Thursday, May 26, 2005

More reaction to the GOP cave-in

Hugh Hewitt blasts the Seven Republican Dwarfs who signed the judicial filibuster-stalling memorandum of understanding on Monday. Hewitt isn't only a right-winger, he's also a law prof. And he's not a Buchananite -- Hewitt supported keeping the seniority system in place that allowed Arlen Specter to ascend to the chairmanship of the Senate Judicial Committee. Here is part of his analysis of the fallout from the deal:

Other than the war, there is no issue of greater consequence to GOP activists than the courts, and this includes all GOP activists, not just faith-based conservatives. The sub-parties of national defense and free enterprise inside the GOP know all too well that the courts control many issues, from interpretations of the president's war powers, to the reach of federal regulation over the interstate-commerce clause and tort excesses, to judicial decrees on same-sex marriage and the use of international law to declare state death penalty statutes null and void.

The disfigured filibuster is a constitutional horror, and only the left's babblers pretend otherwise. Writing in a super-majority to the advice and consent clause of Article Two, Section 2 is simple willfulness by a deeply distressed political party, a naked power grab which should have been struck down immediately upon its introduction in 2003, and one which gains false credibility with every day it's left alive.


He's right about the importance of this to the base. Read through our postings: neither I nor Wongdoer is a member of the "Religious Right" -- we're both basically small-government libertarian-lite conservatives who believe the United States should be strong at home and abroad. The judicial nomination fiasco from 2001-02 is the reason that I contributed money to four Republican Senatorial candidates (Talent, Cornyn, Thune, Coleman), all of whom have been principled on this issue and most issues of importance to me and all of whom have been leaders in the Senate.

The Democrats' filibustering obstructionism is also the reason that Thune beat Daschle, and a main reason that Martinez won in Florida, Burr beat Bowles in NC and both Vitter and Isakson won in the deep South. The Seven Republican Dwarfs (Graham, McCain, Snowe, Collins, Chaffee, Warner, DeWine) all sold out the President, the Constitution and their integrity. Will there be a price? Hewitt says yes and points to Rhode Island, where Republicans want to mount a primary challenge to Chaffee; to Ohio, where DeWine's son may lose the primary for an open Congressional seat after DeWine's own cave-in; to the National Republican Senatorial Committee (the PAC that coordinates campaign contributions), which is getting more negative responses from the grass roots than ever because it seeks reelection of sitting Senators, not upstarts like Pat Toomey (against Specter).

More from Hewitt:

The National Republican Senatorial Committee finds itself receiving returned fundraising appeals with "not a dime more" scrawled on their letters. The brainchild of blogger Ed Morrissey, "not a dime more" conveys the refusal to send money to an organization pledged to the reelection efforts of Chaffee and Maine's Olympia Snowe. Of course cutting off the NRSC hurts all incumbents, but principled senators like Pennsylvania's Rick Santorum and Missouri's Jim Talent can go directly to donors via the web. It's the weak horses that like to fundraise as a field.

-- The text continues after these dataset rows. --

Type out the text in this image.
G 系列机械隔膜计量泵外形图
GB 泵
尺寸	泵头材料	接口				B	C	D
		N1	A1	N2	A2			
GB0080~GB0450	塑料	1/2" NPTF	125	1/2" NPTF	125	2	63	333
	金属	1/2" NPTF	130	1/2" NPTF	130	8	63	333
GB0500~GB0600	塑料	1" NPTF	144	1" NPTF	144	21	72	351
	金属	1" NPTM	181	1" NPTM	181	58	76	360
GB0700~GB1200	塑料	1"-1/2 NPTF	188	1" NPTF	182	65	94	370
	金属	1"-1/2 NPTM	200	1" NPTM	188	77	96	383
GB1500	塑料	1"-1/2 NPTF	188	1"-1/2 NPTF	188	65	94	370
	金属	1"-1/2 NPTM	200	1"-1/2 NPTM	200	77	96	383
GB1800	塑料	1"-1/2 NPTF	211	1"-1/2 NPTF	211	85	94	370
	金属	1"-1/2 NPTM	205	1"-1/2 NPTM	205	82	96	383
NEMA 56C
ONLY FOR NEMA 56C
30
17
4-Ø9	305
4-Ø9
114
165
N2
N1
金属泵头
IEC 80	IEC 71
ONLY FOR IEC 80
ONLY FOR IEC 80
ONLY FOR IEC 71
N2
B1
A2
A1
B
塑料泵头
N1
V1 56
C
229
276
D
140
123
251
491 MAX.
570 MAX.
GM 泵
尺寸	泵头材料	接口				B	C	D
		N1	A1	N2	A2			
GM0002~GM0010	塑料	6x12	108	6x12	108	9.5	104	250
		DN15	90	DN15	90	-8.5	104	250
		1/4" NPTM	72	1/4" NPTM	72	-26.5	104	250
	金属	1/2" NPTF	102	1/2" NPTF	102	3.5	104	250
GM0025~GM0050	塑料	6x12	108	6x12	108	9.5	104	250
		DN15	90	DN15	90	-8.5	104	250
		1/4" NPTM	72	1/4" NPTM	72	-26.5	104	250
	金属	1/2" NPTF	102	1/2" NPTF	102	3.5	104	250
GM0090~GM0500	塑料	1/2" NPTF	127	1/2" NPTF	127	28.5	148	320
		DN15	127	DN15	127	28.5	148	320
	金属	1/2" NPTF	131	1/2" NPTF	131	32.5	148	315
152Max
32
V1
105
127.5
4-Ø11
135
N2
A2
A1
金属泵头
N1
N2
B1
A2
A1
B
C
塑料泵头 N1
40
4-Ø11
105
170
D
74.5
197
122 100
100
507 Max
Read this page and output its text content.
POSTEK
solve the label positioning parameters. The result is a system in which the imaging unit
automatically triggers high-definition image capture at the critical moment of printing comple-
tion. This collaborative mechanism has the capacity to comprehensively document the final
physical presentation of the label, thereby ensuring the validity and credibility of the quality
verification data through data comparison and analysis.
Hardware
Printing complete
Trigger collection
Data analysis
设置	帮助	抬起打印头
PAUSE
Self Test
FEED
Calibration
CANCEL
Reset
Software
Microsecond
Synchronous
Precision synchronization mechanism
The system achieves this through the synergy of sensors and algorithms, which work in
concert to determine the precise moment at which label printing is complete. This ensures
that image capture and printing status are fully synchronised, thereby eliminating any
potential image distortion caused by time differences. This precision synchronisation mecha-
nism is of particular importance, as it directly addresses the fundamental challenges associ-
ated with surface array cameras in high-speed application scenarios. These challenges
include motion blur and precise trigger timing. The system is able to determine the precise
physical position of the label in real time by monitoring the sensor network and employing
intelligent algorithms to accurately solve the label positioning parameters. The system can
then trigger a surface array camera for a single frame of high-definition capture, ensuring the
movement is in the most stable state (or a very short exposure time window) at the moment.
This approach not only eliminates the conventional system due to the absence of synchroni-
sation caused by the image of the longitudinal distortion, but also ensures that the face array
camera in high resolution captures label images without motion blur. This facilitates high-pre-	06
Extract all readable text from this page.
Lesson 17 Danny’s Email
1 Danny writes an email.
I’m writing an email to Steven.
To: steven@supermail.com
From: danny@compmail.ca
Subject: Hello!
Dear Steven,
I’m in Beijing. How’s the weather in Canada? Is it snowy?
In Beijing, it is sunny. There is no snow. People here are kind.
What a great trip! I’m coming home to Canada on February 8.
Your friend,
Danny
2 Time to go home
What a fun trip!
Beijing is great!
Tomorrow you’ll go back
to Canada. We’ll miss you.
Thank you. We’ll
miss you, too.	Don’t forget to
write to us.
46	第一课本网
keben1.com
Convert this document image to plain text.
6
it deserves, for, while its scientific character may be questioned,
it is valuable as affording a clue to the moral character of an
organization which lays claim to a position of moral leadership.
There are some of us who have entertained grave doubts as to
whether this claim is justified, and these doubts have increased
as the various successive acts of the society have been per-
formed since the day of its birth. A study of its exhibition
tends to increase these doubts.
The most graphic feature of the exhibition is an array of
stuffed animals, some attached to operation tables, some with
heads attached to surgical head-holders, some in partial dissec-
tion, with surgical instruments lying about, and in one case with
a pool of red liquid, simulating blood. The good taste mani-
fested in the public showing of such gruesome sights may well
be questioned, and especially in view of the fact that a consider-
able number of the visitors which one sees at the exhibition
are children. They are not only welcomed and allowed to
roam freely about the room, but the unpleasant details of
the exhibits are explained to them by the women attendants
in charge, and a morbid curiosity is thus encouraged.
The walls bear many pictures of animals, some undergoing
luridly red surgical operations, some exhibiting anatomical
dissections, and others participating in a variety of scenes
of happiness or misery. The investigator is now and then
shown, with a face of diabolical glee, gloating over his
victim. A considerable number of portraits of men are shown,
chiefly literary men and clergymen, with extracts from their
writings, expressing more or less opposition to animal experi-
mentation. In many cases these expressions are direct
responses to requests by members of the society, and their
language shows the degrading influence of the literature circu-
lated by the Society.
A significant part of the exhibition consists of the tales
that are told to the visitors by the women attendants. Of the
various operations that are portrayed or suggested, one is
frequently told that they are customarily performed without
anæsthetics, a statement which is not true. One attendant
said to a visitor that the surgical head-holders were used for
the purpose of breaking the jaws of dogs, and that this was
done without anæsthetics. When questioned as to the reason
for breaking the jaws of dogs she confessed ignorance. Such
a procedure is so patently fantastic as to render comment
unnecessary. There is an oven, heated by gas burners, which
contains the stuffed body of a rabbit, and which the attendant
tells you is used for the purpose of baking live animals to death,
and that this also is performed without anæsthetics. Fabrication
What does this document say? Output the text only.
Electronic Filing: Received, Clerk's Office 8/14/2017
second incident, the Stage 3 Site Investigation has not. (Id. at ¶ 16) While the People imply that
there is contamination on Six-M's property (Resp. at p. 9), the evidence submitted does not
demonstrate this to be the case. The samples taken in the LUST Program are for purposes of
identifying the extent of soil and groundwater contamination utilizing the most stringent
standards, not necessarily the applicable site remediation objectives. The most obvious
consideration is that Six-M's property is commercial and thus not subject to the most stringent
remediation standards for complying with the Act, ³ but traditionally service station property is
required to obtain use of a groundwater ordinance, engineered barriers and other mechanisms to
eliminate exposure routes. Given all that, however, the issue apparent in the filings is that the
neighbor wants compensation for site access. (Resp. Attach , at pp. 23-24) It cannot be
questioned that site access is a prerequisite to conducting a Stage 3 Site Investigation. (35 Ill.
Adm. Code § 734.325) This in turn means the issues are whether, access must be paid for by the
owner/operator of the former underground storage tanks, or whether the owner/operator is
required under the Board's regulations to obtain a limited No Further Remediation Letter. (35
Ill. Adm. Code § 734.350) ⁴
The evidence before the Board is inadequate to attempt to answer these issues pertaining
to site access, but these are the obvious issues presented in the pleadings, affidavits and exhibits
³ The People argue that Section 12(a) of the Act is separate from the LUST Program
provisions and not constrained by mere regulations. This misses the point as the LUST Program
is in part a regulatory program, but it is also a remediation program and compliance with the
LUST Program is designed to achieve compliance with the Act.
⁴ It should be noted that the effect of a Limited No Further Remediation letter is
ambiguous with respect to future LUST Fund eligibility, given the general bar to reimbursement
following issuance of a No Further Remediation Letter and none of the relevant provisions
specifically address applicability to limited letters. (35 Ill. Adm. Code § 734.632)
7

As for McCain, his Presidential stock is in the toilet, unless he switches parties. As Mark Steyn noted in his interview on the Hewitt radio show:

I think it was damaging for John McCain. John McCain will never be president. Now you talk about his home state. His home state is, in fact, the newsroom of the New York Times. He has tremendous appeal among key demographics of columnists, journalists, editors, news anchors, network reporters, the secretary in the research department standing by the photocopier. But among Republican primary voters, he has very minimal appeal, and insofar as this deal does anything, it only weakens his appeal to Republicans.